Quite a few of the audience at Manlius Art Cinema’s opening night screening of Darren Aronofsky’s Black Swan looked like they were young dancers themselves. They had the same slenderness and carriage that Natalie Portman (as Nina Sayers) and Mila Kunis (as her rival, Lilly), even though both already had years of formal dance training, spent months of full-time training and dieting to achieve before shooting began. Two of them sat just behind me and throughout the film one or the other would periodically gasp or exclaim at the proceedings on-screen. As we left after the credits, we shared that universally understood combination of sound and gesture – part eye-roll, part shrug and part dramatic exhalation – that made adding the words “I’m exhausted!” unnecessary. Out in the lobby, somebody did say that.
Absorbing, by turn hallucinatory, appalling, gorgeous and deeply sad, and billed somewhat bizarrely as a “dance thriller” in the shorthand of ad-speak, Black Swan contains few lulls and several very fine performances. Besides the principal leads, Vincent Cassell is the controlling, Balanchine-like dance master, Barbara Hershey is Nina’s creepy mother and, somewhere beneath raccoon eyes and a fright wig, an unrecognizable Winona Ryder– who is that? I kept wondering every time this woman appeared – is the waning prima ballerina abruptly and publicly “retired” to make room for younger Nina Sayers to dance the double lead in Swan Lake, who goes round the bend.
Well, she is not the only one. Set in Manhattan’s Lincoln Center – as is New York City Ballet in real life – Black Swan concerns the long-held dream of company dancer Nina Sayers to dance the lead in Swan Lake, a double role of the good Swan Queen and her rival/double/shadow self, the Black Swan. The daughter of a former dancer whose unplanned pregnancy abruptly ended her career, Nina lives with her mother in a maze-like apartment on the upper West Side. Her mother ostensibly lives only for Nina’s success, but of course – we are dealing with archetypes here – jealously and cruelly undermines her at every turn. When Thomas casts Nina as the lead, her anxiety sky-rockets even as she struggles to emerge as her own person, upsetting the delicate see-saw between mother and daughter. In a single scene shows us how vulnerable Nina really is – and signals the rising arc in Portman’s astonishing performance – she races to the privacy of a dressing room to telephone her mother and announce, in the tones a child might to her Mommy, that she got the part.

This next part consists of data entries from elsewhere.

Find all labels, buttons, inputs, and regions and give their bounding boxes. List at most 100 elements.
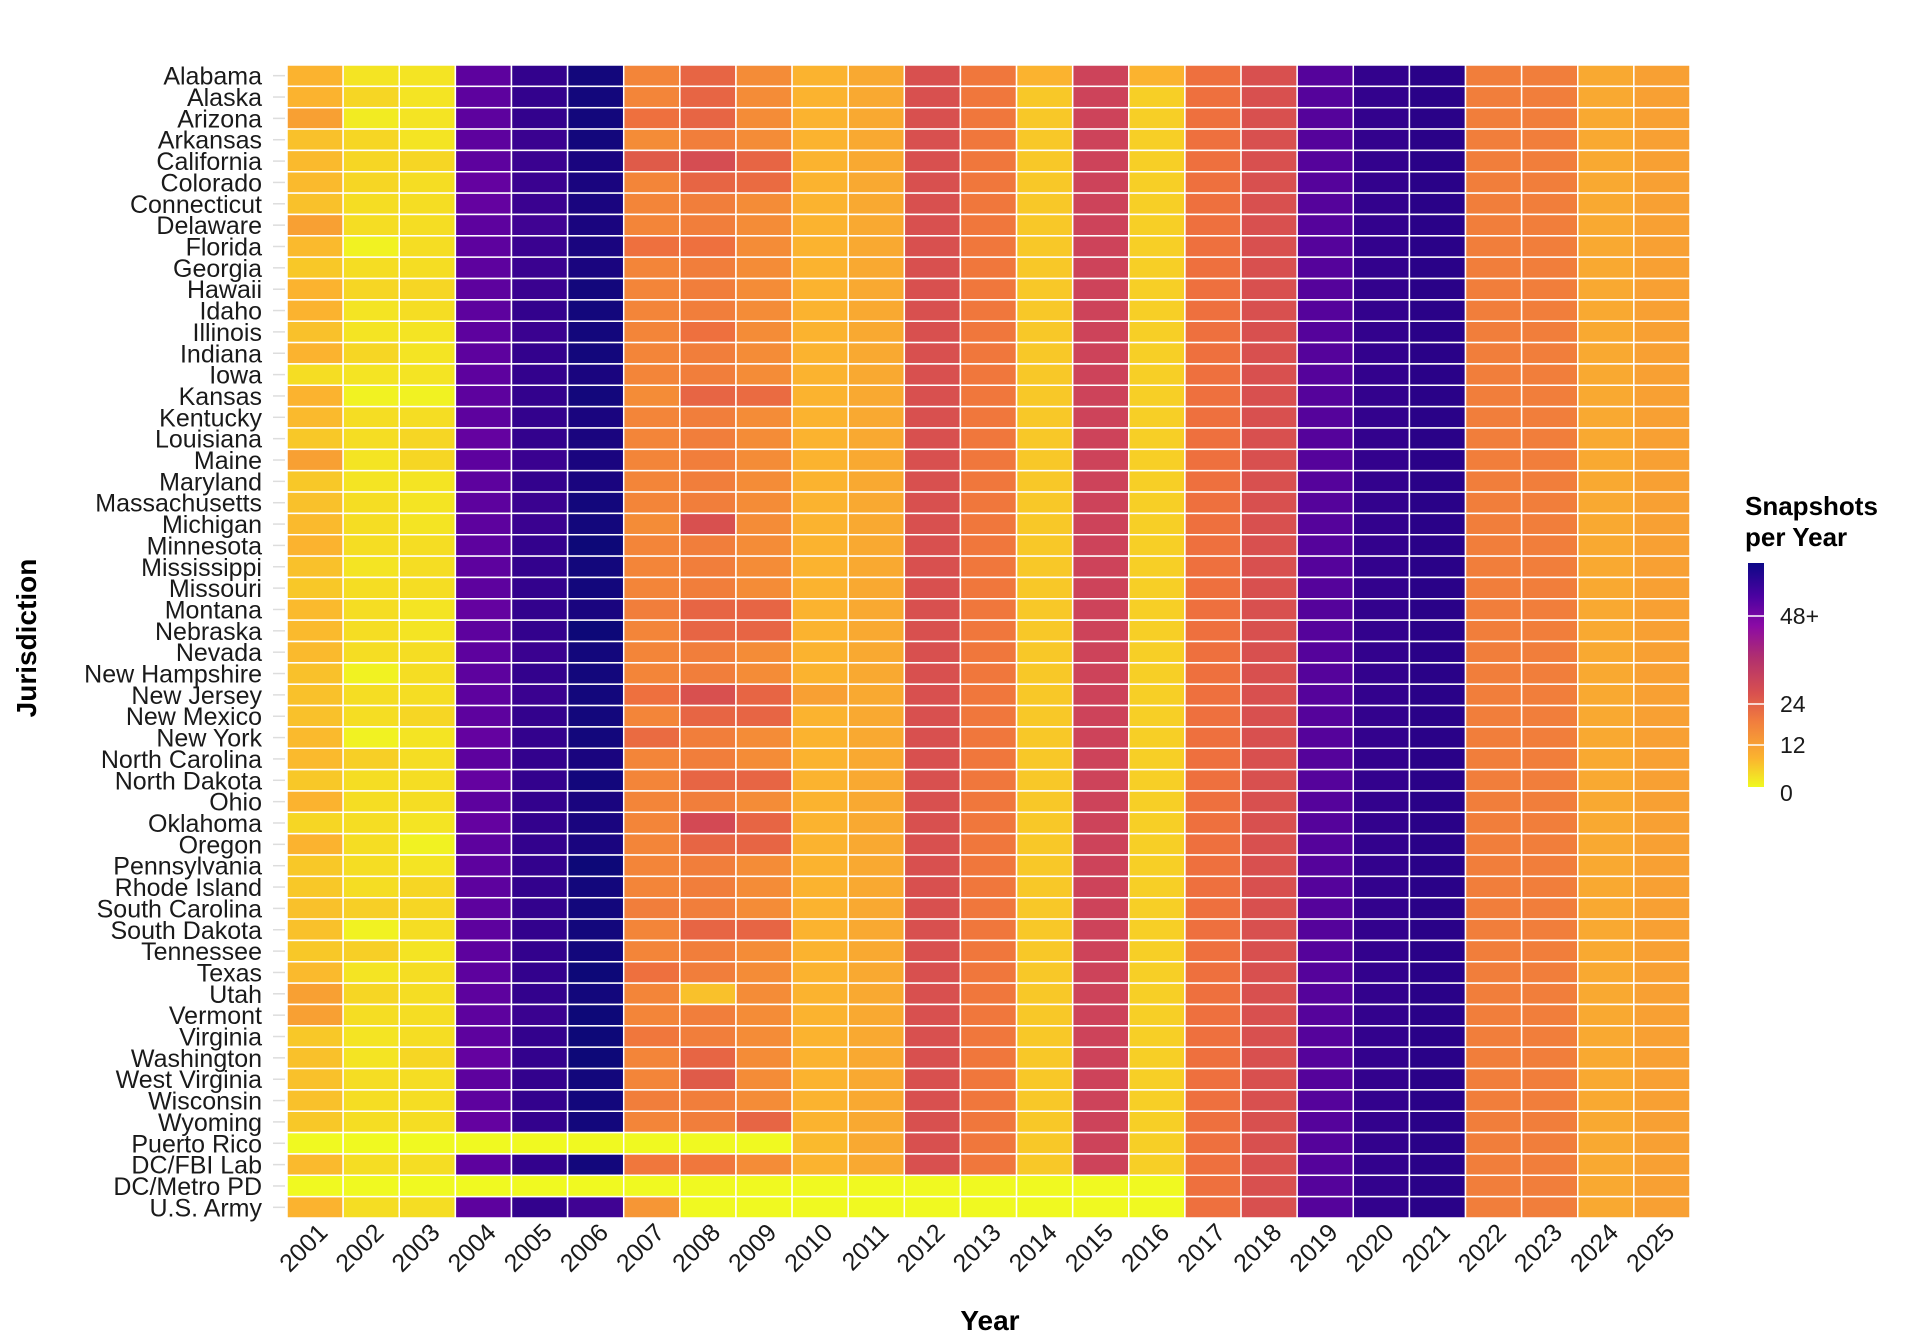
x-tick-label: 2020 (1340, 1218, 1399, 1277)
heatmap-cell (791, 491, 849, 515)
heatmap-cell (1128, 171, 1186, 194)
heatmap-cell (959, 128, 1018, 152)
heatmap-cell (454, 1046, 513, 1070)
heatmap-cell (1296, 448, 1355, 472)
heatmap-cell (1352, 854, 1411, 878)
heatmap-cell (1352, 1046, 1411, 1070)
heatmap-cell (510, 619, 569, 643)
heatmap-cell (1184, 320, 1242, 344)
heatmap-cell (1128, 448, 1186, 472)
heatmap-cell (1071, 341, 1130, 365)
heatmap-cell (398, 469, 457, 493)
heatmap-cell (1520, 277, 1579, 301)
y-tick-label: Maine (194, 447, 262, 475)
heatmap-cell (1464, 192, 1523, 216)
y-tick-label: West Virginia (116, 1066, 262, 1094)
heatmap-cell (1015, 171, 1074, 194)
heatmap-cell (1240, 662, 1298, 685)
heatmap-cell (847, 1003, 906, 1027)
heatmap-cell (1408, 1046, 1467, 1070)
heatmap-cell (735, 448, 793, 472)
heatmap-cell (1240, 832, 1298, 856)
heatmap-cell (1352, 896, 1411, 920)
heatmap-cell (1408, 533, 1467, 557)
heatmap-cell (1015, 128, 1074, 152)
heatmap-cell (622, 1003, 681, 1027)
heatmap-cell (847, 1067, 906, 1091)
heatmap-cell (398, 192, 457, 216)
heatmap-cell (1184, 469, 1242, 493)
heatmap-cell (1352, 533, 1411, 557)
heatmap-cell (566, 469, 625, 493)
heatmap-cell (1352, 768, 1411, 792)
heatmap-cell (679, 448, 737, 472)
heatmap-cell (454, 427, 513, 451)
heatmap-cell (1240, 256, 1298, 280)
heatmap-cell (1296, 576, 1355, 600)
heatmap-cell (342, 512, 400, 536)
heatmap-cell (903, 619, 962, 643)
heatmap-cell (1015, 341, 1074, 365)
heatmap-cell (903, 1003, 962, 1027)
heatmap-cell (286, 85, 344, 109)
heatmap-cell (566, 683, 625, 707)
y-tick-label: New York (156, 725, 262, 753)
heatmap-cell (1296, 213, 1355, 237)
heatmap-cell (398, 427, 457, 451)
heatmap-cell (398, 768, 457, 792)
heatmap-cell (398, 64, 457, 88)
heatmap-cell (791, 1025, 849, 1048)
heatmap-cell (622, 448, 681, 472)
heatmap-cell (398, 363, 457, 387)
heatmap-cell (1464, 299, 1523, 322)
heatmap-cell (1071, 726, 1130, 750)
heatmap-cell (622, 427, 681, 451)
heatmap-cell (1577, 469, 1635, 493)
heatmap-cell (566, 277, 625, 301)
heatmap-cell (1464, 875, 1523, 899)
heatmap-cell (342, 1046, 400, 1070)
heatmap-cell (566, 1025, 625, 1048)
heatmap-cell (847, 619, 906, 643)
heatmap-cell (959, 341, 1018, 365)
heatmap-cell (903, 256, 962, 280)
heatmap-cell (1464, 149, 1523, 173)
heatmap-cell (1240, 640, 1298, 664)
heatmap-cell (398, 832, 457, 856)
heatmap-cell (679, 662, 737, 685)
heatmap-cell (342, 1110, 400, 1134)
heatmap-cell (454, 171, 513, 194)
heatmap-cell (679, 341, 737, 365)
heatmap-cell (847, 277, 906, 301)
heatmap-cell (1240, 1110, 1298, 1134)
heatmap-cell (735, 1089, 793, 1112)
heatmap-cell (1633, 299, 1691, 322)
heatmap-cell (1464, 1110, 1523, 1134)
heatmap-cell (1128, 213, 1186, 237)
heatmap-cell (342, 85, 400, 109)
heatmap-cell (1015, 64, 1074, 88)
heatmap-cell (1577, 598, 1635, 621)
heatmap-cell (342, 1025, 400, 1048)
heatmap-cell (959, 982, 1018, 1006)
heatmap-cell (903, 768, 962, 792)
heatmap-cell (1577, 1131, 1635, 1155)
heatmap-cell (1128, 1089, 1186, 1112)
heatmap-cell (1408, 790, 1467, 814)
heatmap-cell (510, 341, 569, 365)
heatmap-cell (286, 533, 344, 557)
heatmap-cell (1128, 1174, 1186, 1198)
heatmap-cell (1520, 363, 1579, 387)
heatmap-cell (1520, 598, 1579, 621)
heatmap-cell (959, 533, 1018, 557)
heatmap-cell (1352, 299, 1411, 322)
heatmap-cell (454, 1174, 513, 1198)
heatmap-cell (1520, 1025, 1579, 1048)
heatmap-cell (1015, 790, 1074, 814)
heatmap-cell (622, 704, 681, 728)
heatmap-cell (791, 1131, 849, 1155)
heatmap-cell (903, 85, 962, 109)
heatmap-cell (1240, 64, 1298, 88)
heatmap-cell (1184, 576, 1242, 600)
heatmap-cell (1296, 1110, 1355, 1134)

Lily’s arrival in the company complicates matters further. Between Lily’s own ambitions, Nina’s insecurity and utter lack of experience in discerning what a real adult friendship might look like, and Thomas’ manipulations of both, very quickly it’s hard to tell what really happens and what Nina imagines. As physically demanding as top-flight professional dancing may actually be, Black Swan extends this considerably here, adding physical abuse and humiliation from Nina’s mother, hallucinated self-mutilation, sexual violation real and otherwise, and murderous attacks with shattered pieces of mirror on the triumphant opening night.

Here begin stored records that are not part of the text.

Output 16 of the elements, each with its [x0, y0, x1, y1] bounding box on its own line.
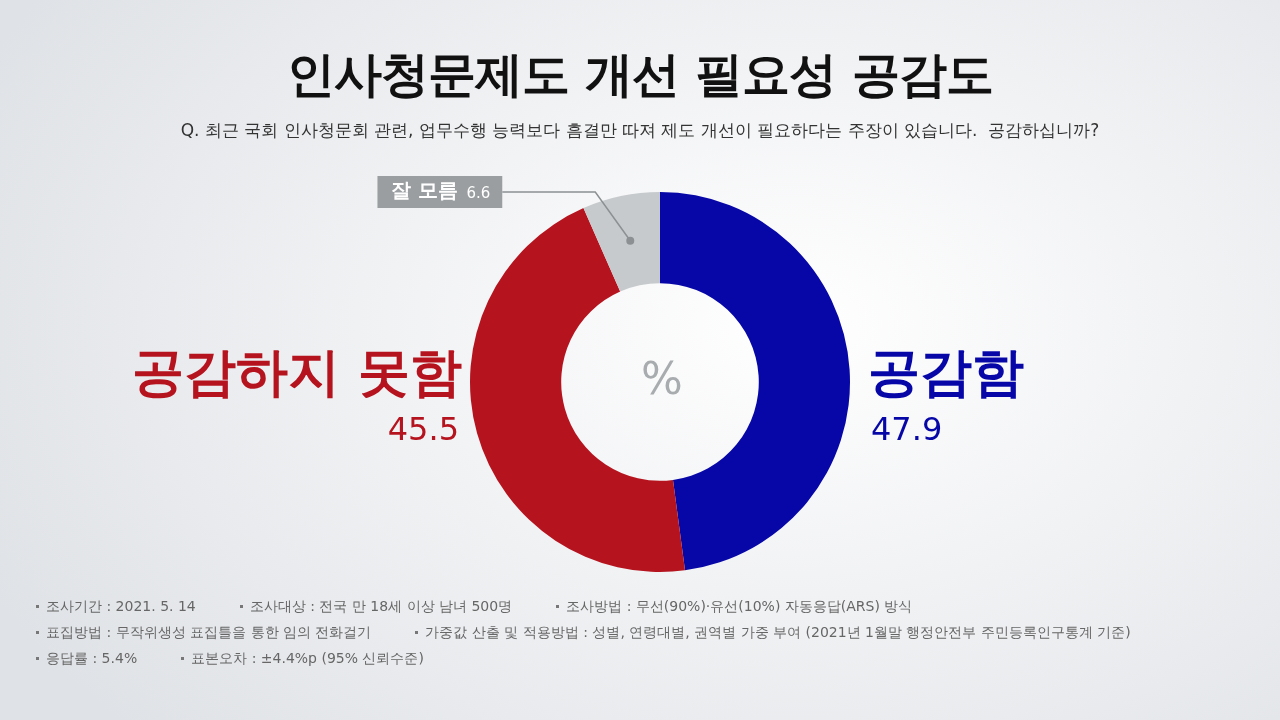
data-label: 47.9	[871, 410, 943, 448]
text: 조사방법 : 무선(90%)·유선(10%) 자동응답(ARS) 방식	[556, 596, 913, 616]
data-label: 6.6	[466, 183, 491, 202]
chart-subtitle: Q. 최근 국회 인사청문회 관련, 업무수행 능력보다 흠결만 따져 제도 개선이 필요하다는 주장이 있습니다. 공감하십니까?	[179, 119, 1101, 142]
slice-label: 잘 모름	[391, 178, 459, 203]
text: 표본오차 : ±4.4%p (95% 신뢰수준)	[181, 648, 424, 668]
slice-label: 공감하지 못함	[131, 342, 462, 402]
text: 조사기간 : 2021. 5. 14	[36, 596, 196, 616]
text: %	[641, 353, 683, 405]
slice-label: 공감함	[868, 342, 1024, 402]
text: 가중값 산출 및 적용방법 : 성별, 연령대별, 권역별 가중 부여 (2021년 1월말 행정안전부 주민등록인구통계 기준)	[415, 622, 1131, 642]
text: 조사대상 : 전국 만 18세 이상 남녀 500명	[239, 596, 513, 616]
data-label: 45.5	[387, 410, 459, 448]
chart-title: 인사청문제도 개선 필요성 공감도	[286, 45, 994, 104]
text: 표집방법 : 무작위생성 표집틀을 통한 임의 전화걸기	[36, 622, 372, 642]
text: 응답률 : 5.4%	[36, 648, 138, 668]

On Monday, Black Swan was cited for “Worst Female Images” in a film released theatrically in 2010 by the national Women Film Critics Circle during WFCC’s year-end awards announcements – beating out Burlesque, The Killer Inside Me, and The Social Network. With the sole exception of the unnamed older woman, quiet, focused, dignified, clearly accomplished, who runs the warm-ups and classes for the company dancers during rehearsals – in a film that contains some cinematically brilliant sequences, the comparatively understated moment in which the camera simply watches her back and shoulder muscles for a moment as she shows a dancer a sequence of moves is one of the best – there’s no female character here that we’d want any of our daughters or nieces or godchildren or sisters to take as a role model. And from opening night’s audience, I’d say they pretty much get that.
But Aronofsky wasn’t making a movie about role models. Instead of agit-prop, as he’s said extensively and about which there’s no great mystery, he’s exploring ideas of identity and doubles, how we contain our opposites, how performers use their bodies as their medium and the dangerous nature of images (Plato warned us, after all, to ban the artists), a variation and extension of previous films such as last year’s The Wrestler. For those harrowing, edgy achievements, see this dazzling film.
A shorter version of this review appeared in the December 23, 2010 print edition of "The Eagle" weekly in Syracuse and at www.theeaglecny.com. “Black Swan” continues at Manlius Art Cinema and has also opened at Carousel Mall.